The film is based on the true story of McMillian, a pulpwood worker in Monroeville, Alabama (hometown of Harper Lee and Truman Capote) who, in 1987, was wrongfully convicted of a murder and sentenced to death, but put on death row before he receives a trial. It's based on the book by McMillian's defense attorney, Bryan Stevenson, played by Michael B. Jordan, and is directed by Destin Daniel Cretton. Stevenson founded the advocacy non-profit Equal Justice Initiative (EJI) alongside Eva Ansley (played by Brie Larson).
 
Watching the movie is like being in a vise-grip.
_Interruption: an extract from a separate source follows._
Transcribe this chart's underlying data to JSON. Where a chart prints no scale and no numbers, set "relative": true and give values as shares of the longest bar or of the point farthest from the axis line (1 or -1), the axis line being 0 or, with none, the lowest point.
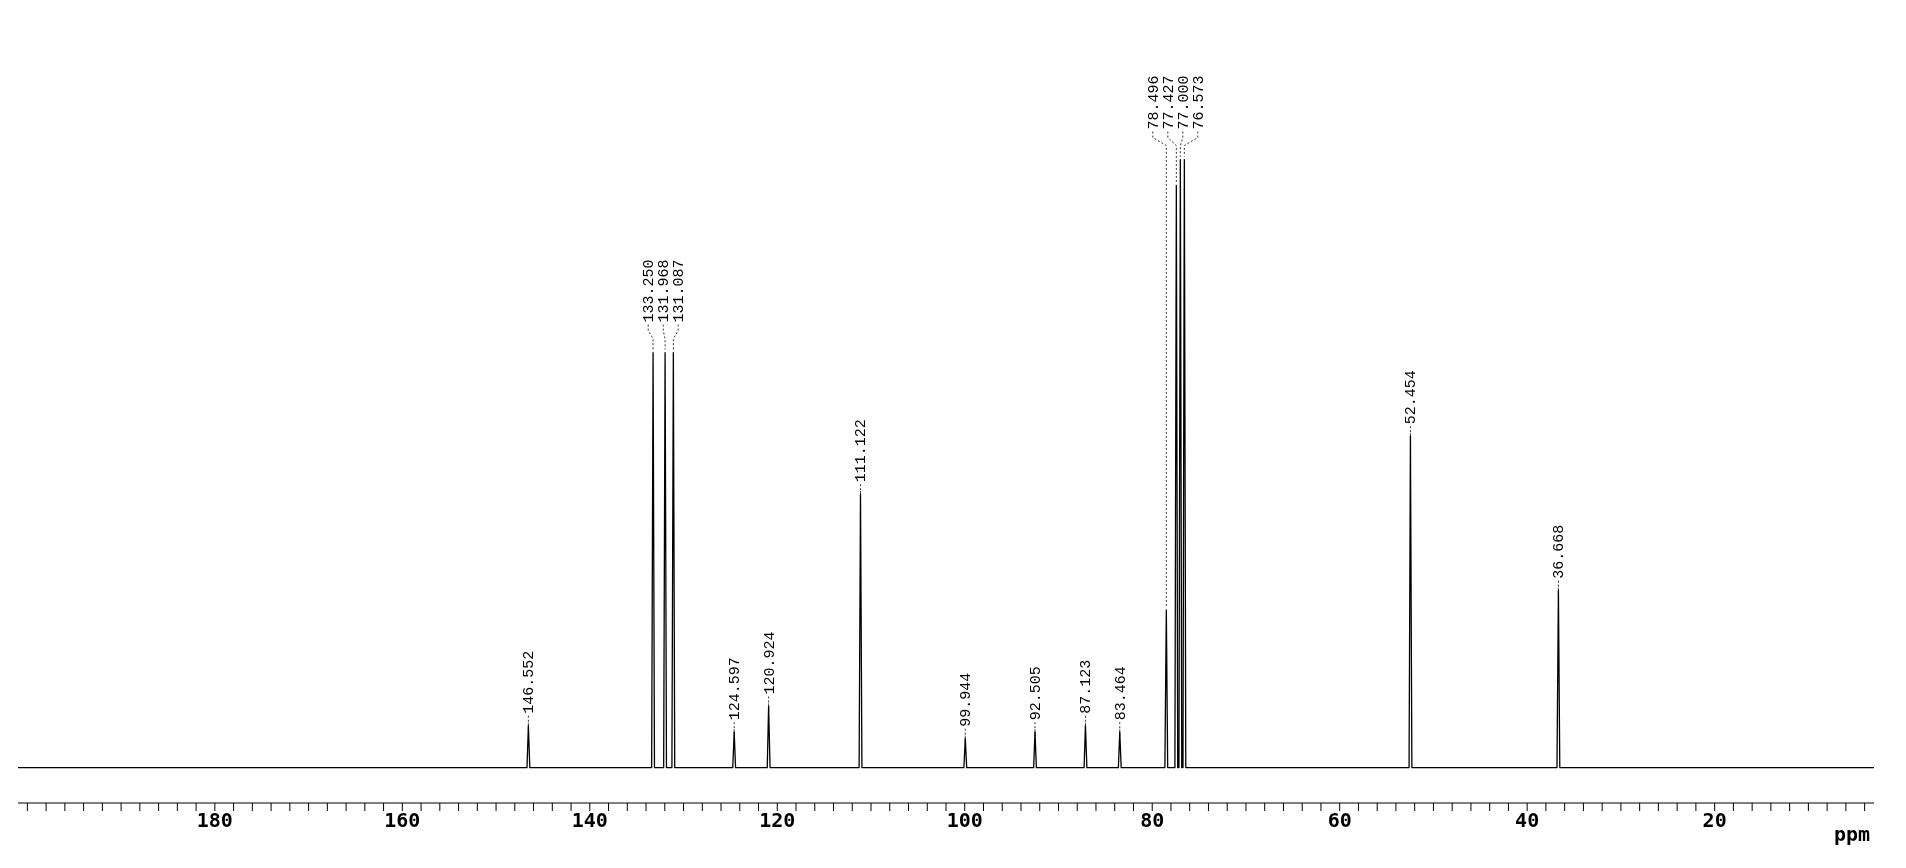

The brutality, the unwarranted police pull-overs, the unrelenting bigotry all create a suffocating tension that isn't relieved until the denouement. The hope held by McMillian's family, when they make moments to laugh, helps to puncture the pressure, facilitating catharsis throughout, because otherwise the film is tremendously emotionally taxing. The humour Cretton creates out of the town's hypocrisy in celebrating To Kill A Mockingbird in the face of its ever-present bigotry also helps to expel a kind of weariness that the film brings on, a weariness that we shouldn't have, but that we do.
 
This advocacy film is as much about the present as it is about the past. Foxx, Jordan, and Larson partnered with Innocence Canada, a non-profit that works to exonerate those who have been wrongfully convicted. The actors' campaign opened the media screening.
 
Outside of its advocacy aspect, the film is fine. Foxx portrays McMillian with immense earnestness and nuance, imbuing him with dregs of ineradicable hope, which one can't but maintain in face of death. McMillian anchors his mind in the present through deep breaths and thoughts of the wind through the trees amongst which he worked; he retraces his visceral, human connection to nature established at the film's beginning again and again, and Foxx depicts this beautifully. McMillian's frustration at having lost so much time of his life, at having lost his connection to the earth, pierces through Foxx's eyes and bursts through his body, the helpless way he bangs on a table to stop Stevenson from listing the litany of legal procedures that might help him, and finally in the physical revulsion against his cell.
 
Meanwhile, Jordan is great as Stevenson — depicting monumental changes in the character through the smallest facial movements. Larson, on the other hand, falls flat as Ansley. Though Ansley is ostensibly on the right side of history, the character isn't really written with nuance; Ansley is only ever and always indignant. She seems only to be huffs of outrage and eyebrow raises of disbelief at systemic racism, as though she's only just learning of the environment surrounding her.
 
Just Mercy is an emotionally charged film that will make you angry, cry and smile. But don't forget that it's based on fact, and that fact abides, still.